Other nations of different habits are not enemies: they are godsends. Men require of their neighbours something sufficiently akin to be understood, something sufficiently different to provoke attention, and something great enough to command admiration. We must not expect, however, all the virtues.
Democracy...is a society in which the unbeliever feels undisturbed and at home. If there were only a half dozen unbelievers in America, their well-being would be a test of our democracy.
There is no greater hindrance to the progress of thought than an attitude of irritated party-spirit.
There are two principles inherent in the very nature of things, recurring in some particular embodiments whatever field we explore - the spirit of change, and the spirit of conservation. There can be nothing real without both. Mere change without conservation is a passage from nothing to nothing. . . . Mere conservation without change cannot conserve. For after all, there is a flux of circumstance, and the freshness of being evaporates under mere repetition.
I have suffered a great deal from writers who have quoted this or that sentence of mine either out of its context or in juxtaposition to some incongruous matter which quite distorted my meaning, or destroyed it altogether.
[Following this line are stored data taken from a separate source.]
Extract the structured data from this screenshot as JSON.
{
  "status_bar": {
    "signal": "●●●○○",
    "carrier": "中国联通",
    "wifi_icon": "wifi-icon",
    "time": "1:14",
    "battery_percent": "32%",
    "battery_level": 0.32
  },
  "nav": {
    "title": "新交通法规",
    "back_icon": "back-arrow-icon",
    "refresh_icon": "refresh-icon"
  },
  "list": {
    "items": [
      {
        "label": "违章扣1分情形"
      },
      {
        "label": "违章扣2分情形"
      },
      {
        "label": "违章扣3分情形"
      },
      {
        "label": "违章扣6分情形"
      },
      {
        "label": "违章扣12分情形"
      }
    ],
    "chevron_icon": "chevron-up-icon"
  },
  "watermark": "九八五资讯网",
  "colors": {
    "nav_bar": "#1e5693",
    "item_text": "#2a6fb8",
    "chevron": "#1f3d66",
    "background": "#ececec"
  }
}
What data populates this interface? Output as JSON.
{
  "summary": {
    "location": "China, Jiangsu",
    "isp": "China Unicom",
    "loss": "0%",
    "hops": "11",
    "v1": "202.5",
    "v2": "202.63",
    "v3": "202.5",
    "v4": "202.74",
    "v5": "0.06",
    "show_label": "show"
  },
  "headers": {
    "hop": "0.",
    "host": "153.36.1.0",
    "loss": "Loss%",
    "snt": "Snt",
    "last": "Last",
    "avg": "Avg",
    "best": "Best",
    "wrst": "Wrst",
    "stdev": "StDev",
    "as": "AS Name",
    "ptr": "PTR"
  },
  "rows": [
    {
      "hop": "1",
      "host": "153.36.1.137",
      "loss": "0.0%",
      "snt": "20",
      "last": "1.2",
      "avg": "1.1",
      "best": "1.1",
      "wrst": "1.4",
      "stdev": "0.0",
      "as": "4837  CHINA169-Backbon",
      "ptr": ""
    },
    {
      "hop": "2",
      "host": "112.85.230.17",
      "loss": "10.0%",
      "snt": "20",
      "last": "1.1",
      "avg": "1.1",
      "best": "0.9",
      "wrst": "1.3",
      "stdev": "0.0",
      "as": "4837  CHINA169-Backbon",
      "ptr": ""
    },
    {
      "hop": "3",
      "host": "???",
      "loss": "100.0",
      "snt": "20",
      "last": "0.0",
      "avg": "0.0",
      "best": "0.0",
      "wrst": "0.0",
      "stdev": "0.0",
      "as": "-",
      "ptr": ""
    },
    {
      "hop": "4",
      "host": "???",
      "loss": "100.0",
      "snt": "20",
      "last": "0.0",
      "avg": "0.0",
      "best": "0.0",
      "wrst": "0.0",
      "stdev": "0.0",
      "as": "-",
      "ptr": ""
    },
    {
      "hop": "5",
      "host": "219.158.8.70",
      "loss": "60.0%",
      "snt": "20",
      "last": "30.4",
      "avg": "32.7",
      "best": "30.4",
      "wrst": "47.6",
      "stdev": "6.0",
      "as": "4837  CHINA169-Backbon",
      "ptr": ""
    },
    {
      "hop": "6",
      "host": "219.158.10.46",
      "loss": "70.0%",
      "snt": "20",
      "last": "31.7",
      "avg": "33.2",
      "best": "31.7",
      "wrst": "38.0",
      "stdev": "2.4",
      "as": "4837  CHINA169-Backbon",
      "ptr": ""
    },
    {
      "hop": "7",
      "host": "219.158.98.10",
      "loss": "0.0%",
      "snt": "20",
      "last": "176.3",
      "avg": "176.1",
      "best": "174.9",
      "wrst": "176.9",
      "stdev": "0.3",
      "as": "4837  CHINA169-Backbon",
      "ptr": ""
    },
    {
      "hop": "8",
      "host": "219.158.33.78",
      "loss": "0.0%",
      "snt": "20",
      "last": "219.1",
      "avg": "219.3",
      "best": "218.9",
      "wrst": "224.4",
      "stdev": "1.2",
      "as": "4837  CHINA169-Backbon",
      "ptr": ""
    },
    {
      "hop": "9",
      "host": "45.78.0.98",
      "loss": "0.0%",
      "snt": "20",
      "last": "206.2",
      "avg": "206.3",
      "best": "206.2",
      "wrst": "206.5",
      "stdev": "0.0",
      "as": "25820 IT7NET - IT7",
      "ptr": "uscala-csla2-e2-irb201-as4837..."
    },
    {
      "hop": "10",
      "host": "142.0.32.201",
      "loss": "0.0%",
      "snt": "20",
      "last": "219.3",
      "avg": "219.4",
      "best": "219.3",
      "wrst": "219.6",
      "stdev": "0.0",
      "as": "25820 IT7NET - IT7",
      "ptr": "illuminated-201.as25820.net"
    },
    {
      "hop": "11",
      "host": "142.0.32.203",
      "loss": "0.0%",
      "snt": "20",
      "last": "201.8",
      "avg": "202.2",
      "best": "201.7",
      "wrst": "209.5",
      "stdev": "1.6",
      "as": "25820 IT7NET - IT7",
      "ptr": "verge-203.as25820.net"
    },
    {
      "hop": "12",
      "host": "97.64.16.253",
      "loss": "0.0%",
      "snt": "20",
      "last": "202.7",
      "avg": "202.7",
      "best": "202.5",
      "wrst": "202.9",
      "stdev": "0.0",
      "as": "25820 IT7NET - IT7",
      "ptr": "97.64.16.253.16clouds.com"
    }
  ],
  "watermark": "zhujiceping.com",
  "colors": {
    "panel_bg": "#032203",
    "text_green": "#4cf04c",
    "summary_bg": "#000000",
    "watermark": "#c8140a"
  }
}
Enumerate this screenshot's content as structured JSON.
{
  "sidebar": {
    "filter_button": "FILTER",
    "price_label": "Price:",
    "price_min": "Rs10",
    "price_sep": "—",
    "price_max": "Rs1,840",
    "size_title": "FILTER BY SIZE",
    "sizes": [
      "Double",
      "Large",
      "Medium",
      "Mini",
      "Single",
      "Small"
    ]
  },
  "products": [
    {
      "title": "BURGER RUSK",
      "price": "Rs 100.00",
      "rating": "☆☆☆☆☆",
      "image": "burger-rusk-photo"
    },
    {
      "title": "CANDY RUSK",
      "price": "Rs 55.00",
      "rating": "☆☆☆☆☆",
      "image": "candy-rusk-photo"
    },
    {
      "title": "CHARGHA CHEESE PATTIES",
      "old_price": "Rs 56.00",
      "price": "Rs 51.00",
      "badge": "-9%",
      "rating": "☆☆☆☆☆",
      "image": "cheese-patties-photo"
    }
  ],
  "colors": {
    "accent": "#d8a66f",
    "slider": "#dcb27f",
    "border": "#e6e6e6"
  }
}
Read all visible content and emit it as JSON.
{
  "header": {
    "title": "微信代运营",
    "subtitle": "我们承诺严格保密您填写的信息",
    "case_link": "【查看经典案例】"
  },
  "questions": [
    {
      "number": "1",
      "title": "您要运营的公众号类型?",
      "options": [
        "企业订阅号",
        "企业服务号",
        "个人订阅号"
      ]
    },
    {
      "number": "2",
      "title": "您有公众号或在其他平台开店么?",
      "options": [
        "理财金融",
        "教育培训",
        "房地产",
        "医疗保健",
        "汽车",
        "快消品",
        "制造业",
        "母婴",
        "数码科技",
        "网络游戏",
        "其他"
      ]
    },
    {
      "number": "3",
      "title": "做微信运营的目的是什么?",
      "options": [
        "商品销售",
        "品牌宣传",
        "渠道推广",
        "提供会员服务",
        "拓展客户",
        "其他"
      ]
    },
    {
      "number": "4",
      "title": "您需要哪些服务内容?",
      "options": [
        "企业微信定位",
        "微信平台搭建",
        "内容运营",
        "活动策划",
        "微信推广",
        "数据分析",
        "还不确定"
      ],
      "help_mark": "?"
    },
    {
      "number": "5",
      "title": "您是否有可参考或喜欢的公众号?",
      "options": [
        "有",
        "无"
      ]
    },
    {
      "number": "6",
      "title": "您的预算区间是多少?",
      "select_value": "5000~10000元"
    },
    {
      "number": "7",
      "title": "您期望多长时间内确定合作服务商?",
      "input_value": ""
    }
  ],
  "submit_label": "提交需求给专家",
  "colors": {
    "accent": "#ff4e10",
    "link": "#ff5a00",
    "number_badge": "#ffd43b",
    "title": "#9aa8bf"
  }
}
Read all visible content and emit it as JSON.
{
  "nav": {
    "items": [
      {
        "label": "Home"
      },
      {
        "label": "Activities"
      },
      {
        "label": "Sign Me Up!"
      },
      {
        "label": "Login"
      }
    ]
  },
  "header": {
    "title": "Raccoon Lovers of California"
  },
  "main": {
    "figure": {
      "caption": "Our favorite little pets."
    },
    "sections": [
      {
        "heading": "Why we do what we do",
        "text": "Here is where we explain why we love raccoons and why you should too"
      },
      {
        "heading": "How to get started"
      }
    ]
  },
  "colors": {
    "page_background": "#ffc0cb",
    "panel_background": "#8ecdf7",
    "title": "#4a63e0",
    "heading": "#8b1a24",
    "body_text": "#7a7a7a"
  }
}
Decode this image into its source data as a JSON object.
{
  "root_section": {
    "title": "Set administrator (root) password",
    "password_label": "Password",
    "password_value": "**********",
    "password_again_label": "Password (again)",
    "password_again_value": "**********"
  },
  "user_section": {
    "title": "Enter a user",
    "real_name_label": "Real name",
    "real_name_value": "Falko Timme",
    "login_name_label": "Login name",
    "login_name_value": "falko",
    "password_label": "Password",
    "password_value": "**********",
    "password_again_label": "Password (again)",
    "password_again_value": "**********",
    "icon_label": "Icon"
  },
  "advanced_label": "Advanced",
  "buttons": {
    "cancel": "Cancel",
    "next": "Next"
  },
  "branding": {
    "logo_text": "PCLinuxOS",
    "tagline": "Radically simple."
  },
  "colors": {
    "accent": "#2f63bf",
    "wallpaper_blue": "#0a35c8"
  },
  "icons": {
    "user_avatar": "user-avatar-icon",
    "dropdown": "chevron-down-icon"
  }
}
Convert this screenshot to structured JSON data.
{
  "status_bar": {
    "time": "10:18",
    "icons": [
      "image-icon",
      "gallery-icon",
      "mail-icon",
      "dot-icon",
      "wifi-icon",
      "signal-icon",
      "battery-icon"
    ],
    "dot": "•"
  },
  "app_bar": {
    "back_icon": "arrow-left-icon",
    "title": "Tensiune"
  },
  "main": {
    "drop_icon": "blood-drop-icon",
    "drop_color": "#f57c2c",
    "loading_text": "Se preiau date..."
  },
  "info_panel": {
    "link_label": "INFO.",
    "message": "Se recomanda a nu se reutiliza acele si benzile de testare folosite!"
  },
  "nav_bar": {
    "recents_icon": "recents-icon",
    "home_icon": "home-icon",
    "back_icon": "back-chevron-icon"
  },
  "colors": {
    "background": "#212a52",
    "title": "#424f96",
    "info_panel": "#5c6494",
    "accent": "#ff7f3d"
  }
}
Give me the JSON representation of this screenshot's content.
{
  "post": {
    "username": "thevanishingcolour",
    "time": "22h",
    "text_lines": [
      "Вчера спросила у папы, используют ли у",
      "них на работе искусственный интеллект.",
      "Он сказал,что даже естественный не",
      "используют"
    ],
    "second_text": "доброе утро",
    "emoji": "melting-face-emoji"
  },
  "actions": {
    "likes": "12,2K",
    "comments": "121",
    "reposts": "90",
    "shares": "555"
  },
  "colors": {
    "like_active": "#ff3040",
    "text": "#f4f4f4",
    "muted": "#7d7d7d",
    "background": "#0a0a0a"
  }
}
Each generation criticizes the unconscious assumptions made by its parent. It may assent to them, but it brings them out in the open.
The vigour of civilised societies is preserved by the widespread sense that high aims are worth while. Vigorous societies harbour a certain extravagance of objectives, so that men wander beyond the safe provision of personal gratifications. All strong interests easily become impersonal, the love of a good job well done. There is a sense of harmony about such an accomplishment, the Peace brought by something worth while. Such personal gratification arises from aim beyond personality.
...the self-satisfied dogmatism with which mankind at each period of its history cherishes the delusion of the finality of existing modes of knowledge.